If the era of the great resignation has taught us anything, good jobs and even better opportunities are getting harder and harder to find. Sure, all of those resignations have left roles to be filled. But are they worth filling? Most open positions are only available because someone has quit searching for something better.
Also, due to the staggering amount of resignations, businesses have had to rethink how they operate and are turning to ever-evolving technology to automate many roles that previously existed. So now, those less skilled roles, once a way to get your foot in the door, are getting increasingly scarce. This has made the good opportunities that do exist very competitive. But all is not lost. We here at Skillset maintain a positive outlook no matter what, so as Milton Berle said, “If opportunity doesn’t knock, build a door.” So if you are looking for an opportunity, we are here to help and teach you how to network & advance your career so that you will have a leg up on the competition.
How do you find that next great job opportunity? Then, most importantly, how do you make the most of it once you get it? Let’s dig in.

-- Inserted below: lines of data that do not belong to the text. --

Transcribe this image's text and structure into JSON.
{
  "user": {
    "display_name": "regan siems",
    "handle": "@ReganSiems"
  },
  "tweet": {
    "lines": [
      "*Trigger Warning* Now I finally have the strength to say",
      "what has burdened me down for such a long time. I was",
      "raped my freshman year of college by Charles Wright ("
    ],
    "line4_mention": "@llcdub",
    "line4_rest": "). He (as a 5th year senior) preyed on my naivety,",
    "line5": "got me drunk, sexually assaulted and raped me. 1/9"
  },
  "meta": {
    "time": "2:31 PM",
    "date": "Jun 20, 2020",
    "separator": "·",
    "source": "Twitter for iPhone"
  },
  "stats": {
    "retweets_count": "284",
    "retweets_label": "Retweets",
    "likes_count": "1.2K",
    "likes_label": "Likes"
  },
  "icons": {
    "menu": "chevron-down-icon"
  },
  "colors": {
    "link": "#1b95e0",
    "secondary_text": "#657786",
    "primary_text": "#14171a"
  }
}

You have heard the saying, “it is not what you know, but who you know,” right? This could not be more true. We are the result of the people we spend time with. Everything we accomplish or don’t accomplish is the result of our environment. Career networking and building good solid relationships are important in helping you successfully find your next great opportunity. Those connections broaden your reach, as well as your job referral opportunities.
I know what seems like yet another social network to waste your time on can be your digital resume and how to network & advance your career. Silly, I know, but these are the times we live in. So make sure that you update your LinkedIn profile and have a little fun with it. Sure, add your work and education history but also put a bit of your personality on display. I assure you that prospective employers and new colleagues you meet will be looking at it, so you want to make a good impression. Plus, if you genuinely are an introvert. It is a great way to digitally meet people in similar fields of work or find different online networking groups. If you are looking for that next job opportunity, it is definitely worth your time.
Does the thought of meeting new people terrify you? Don’t worry. Networking is a skill that even the most introverted person can learn. The trick that I am going to share with you is. Wait for it. Be yourself, in a professional way, of course. I know, I know. It seems simple but try it. You don’t want to be someone you aren’t. You will get found out eventually, which wastes a lot of energy. Sure, you may not be everyone’s cup of tea, which is fine. The key is putting yourself out there at events & online, and you will continue to find your tribe of people to make solid connections with.
Networking events can be overwhelming, I know. But they don’t have to be. Because truthfully, the core of networking is still a human connection. Also, I guarantee that with any nervousness you feel about having conversations with new people, most of the other people in that room have the same nerves. Here are some tips to help make every career networking event a success:
● Make sure you have a quick 15-30 second pitch to introduce yourself dialed in
● Talk to new people. Again, they are probably nervous as well
● Confidence is key. You are awesome, own that
● Be authentic. We are going to keep stressing this
● Ask open-ended questions and listen. People like to feel heard
● Try to find common interests or something to strike a bond over
● Don’t linger by the entrance; it’s a terrible spot to meet people
● Wait in line for food or drinks. It is a great place to strike up a casual non-forced conversation
● Keep an eye out for ways to provide value in the conversation via intros to others in your network or potential skills you could offer to help. Give to get
● Make sure your business card is memorable
● Do your best to remember names (this one is so hard)
● Stay connected after the event (hello LinkedIn, also the follow-up email is a nice touch)
● Rinse, repeat and watch your confidence and career opportunities grow
So now that you have mastered networking, the opportunities started rolling in, and you landed a great job. Now what? Is that it? You just ride off into the sunset? No. Now you want to continue to advance your career. But how? What does that look like? Start by defining what you feel success looks like for you in your career. Is it money? Role? Work-life balance? Think about what is important to you and put together your career roadmap.
This will help you define your goals to get where you want to be and the milestones you need to cross. Once you have your career roadmap, be open about it with your superiors. They will appreciate the initiative. You know the saying, “if you don’t ask, the answer is always no.” This whole article is about putting yourself out there. This holds in every aspect of your career and life.
Also, this should go without saying, but work your ass off. You didn’t have all of those awkward conversations for nothing. So perform and let your intentions of advancing your career be known, and continue seeking feedback on how to get where you want to be.
If it is not at your current employer, well, that is why you built your network.